Roots, Wings, and the Women Who Raised Us
In the quiet hush of early May, as Mother’s Day approached like the scent of blossoms on the wind, I wandered the land. My mother was away on a well-earned adventure, resting her bones and spirit. The stillness wrapped around me like a shawl, the hush of wind moving through tall grass, the soft murmur of memories were rising like mist. I was overcome by a fullness so tender it brought tears to my eyes, a feeling I’ve learned to welcome with age.
I felt the love of every woman who’s ever mothered me. My mother, my grandmothers, my sisters in spirit, the aunties, the teachers, the soul-friends who stood like sentinels in my storms. Their lessons live in my bones now: how to keep going, how to speak the truth, how to carry sorrow in one hand and joy in the other, without breaking.
First, to my own mother
The one whose love was stitched into lunchbox notes and hems, into long talks that mended the pieces life had broken. Mama, you were the steady rhythm beneath the chaos, the one who carried us when we didn’t even know we needed carrying. You taught me to pray with my feet, to work with my hands, to open my door and my heart in the same breath. I watched you give, always giving, even when you were tired, even when no one said thank you. You made holidays out of nothing. You taught me to love fiercely and live gently. To say what needed to be said, but always with kindness. You taught me the power of staying, when the staying was hard, when the leaving might’ve been easier. Your hands taught me everything: how to braid hair and bake cookies, how to plant hope and pull weeds, how to hold grief without letting it swallow the joy. You made it all look easy; though now I know it never was. You poured yourself into us, until your love became the very soil beneath our feet. Thank you for every unseen sacrifice.
To my daughter:
You are the one who made me a Gigi. But more than that, you rewrote the rhythm of my heart. Watching you become a mother was like witnessing the first light after a long winter, a light I didn’t even know my soul had been waiting for. But before that, long before, you saved me. Time and time again, without even knowing it. Your laughter in the dark days, your fierce spirit when mine faltered, your little hands that reached for me when I didn’t know how to reach for anything. You gave my life meaning when I couldn’t find any. You gave me a reason to get up, to try again, to stay. You taught me that love could be redemptive. You reminded me that I wasn’t too far gone, not too broken, not too late. You cracked me open and filled me with something holy. Thank you for this gift, this Gigi life. You are my heartbeat out in the world, and I am endlessly proud to be your mother.

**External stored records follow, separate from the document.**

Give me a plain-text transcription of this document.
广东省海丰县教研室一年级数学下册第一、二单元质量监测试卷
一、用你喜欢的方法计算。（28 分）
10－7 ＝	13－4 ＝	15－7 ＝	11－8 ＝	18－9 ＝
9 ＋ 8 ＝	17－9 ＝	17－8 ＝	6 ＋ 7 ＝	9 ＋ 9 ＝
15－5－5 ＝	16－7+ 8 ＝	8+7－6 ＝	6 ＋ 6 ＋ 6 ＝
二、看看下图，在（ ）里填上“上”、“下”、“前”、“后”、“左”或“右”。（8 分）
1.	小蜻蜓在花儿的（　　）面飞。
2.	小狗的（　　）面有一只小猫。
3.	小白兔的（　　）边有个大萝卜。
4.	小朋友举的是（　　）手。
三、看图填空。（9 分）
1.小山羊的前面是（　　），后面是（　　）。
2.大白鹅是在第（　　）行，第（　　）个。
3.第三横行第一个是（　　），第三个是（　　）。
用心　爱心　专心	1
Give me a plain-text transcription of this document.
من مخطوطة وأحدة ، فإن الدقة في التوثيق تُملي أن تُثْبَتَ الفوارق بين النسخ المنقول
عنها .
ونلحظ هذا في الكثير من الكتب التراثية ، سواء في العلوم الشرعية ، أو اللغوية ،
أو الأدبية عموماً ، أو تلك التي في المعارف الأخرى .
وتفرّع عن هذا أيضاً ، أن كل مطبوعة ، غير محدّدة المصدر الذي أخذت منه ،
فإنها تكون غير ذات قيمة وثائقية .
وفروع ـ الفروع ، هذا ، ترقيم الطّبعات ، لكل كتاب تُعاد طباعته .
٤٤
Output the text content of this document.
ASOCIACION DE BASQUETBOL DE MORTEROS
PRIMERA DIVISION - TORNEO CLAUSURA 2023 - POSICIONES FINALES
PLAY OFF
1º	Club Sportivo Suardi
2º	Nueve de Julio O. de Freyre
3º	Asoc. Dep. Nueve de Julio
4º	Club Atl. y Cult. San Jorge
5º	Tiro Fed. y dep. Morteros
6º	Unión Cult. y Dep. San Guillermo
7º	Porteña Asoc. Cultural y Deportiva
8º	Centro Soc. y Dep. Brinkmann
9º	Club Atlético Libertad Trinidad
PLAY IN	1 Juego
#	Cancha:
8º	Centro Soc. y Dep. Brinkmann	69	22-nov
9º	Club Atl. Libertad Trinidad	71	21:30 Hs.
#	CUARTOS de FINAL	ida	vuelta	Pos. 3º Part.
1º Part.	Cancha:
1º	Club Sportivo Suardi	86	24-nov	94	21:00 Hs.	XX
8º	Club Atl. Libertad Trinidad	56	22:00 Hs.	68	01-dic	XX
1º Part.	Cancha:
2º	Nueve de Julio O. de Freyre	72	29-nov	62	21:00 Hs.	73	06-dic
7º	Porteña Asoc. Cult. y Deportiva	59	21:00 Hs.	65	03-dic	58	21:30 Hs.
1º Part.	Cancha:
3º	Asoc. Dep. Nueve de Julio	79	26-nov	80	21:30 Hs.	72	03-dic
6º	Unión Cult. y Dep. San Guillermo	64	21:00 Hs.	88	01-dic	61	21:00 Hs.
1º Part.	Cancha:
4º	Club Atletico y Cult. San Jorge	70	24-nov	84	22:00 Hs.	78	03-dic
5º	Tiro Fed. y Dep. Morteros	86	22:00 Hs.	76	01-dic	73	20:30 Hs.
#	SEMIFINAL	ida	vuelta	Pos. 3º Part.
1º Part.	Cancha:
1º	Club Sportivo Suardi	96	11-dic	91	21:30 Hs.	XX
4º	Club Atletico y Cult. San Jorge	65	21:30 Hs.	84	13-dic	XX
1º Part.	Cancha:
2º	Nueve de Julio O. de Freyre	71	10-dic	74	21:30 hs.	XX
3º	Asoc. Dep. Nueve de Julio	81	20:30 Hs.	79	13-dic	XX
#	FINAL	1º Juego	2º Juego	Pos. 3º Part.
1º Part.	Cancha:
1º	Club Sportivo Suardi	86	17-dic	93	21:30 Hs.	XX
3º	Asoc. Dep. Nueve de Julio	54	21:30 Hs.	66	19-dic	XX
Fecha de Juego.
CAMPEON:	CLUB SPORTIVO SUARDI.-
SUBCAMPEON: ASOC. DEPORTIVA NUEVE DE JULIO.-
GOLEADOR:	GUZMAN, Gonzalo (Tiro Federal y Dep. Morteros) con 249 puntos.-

To the women who raised John
Oh, how I wish I could have met you. Though I feel you often, in little ways: the butterflies that land softly on my shoulder, the lilacs that bloom around the edge of the yard like a quiet hedge of memory. Thank you for raising a man who walks with quiet strength and loves with his whole heart. A man who shows up, boots on, sleeves rolled, whether it’s for a broken fence or a broken spirit. I see your fingerprints on him every day. In his fierce loyalty, in the way he notices the little things, in how he holds space for others without ever needing applause. You gave him the kind of love that made him safe to love. You taught him how to hold a woman’s heart like a sacred thing, not something to possess, but something to protect. You taught him how to be gentle without being weak. Because of you, I get to walk beside a man who honors his family, adores his child, and has embraced mine as if they were always his. He makes me feel cherished and adored every single day. Thank you for raising someone so rare.
oh, you magical women!
You sweep in with hugs and markers in your bag, know exactly when to show up and when to just be. You antagonize the uncles just enough, and teach the littles how to do it, too. You love our grandsons like your own. You are the glitter, the wildflowers, the extra sprinkles on the sundae of life. Never, ever doubt how vital you are.
To the mothers of my sons’ sweethearts
You raised the women who’ve captured my sons’ hearts. You taught them to love, to dream, to stand tall. Thank you for your quiet teachings and your loud laughter, your patience, your wit, your generous hearts. You’ve given me daughters by love, and I will protect them fiercely. Your fingerprints are on this family, etched into the love we now share.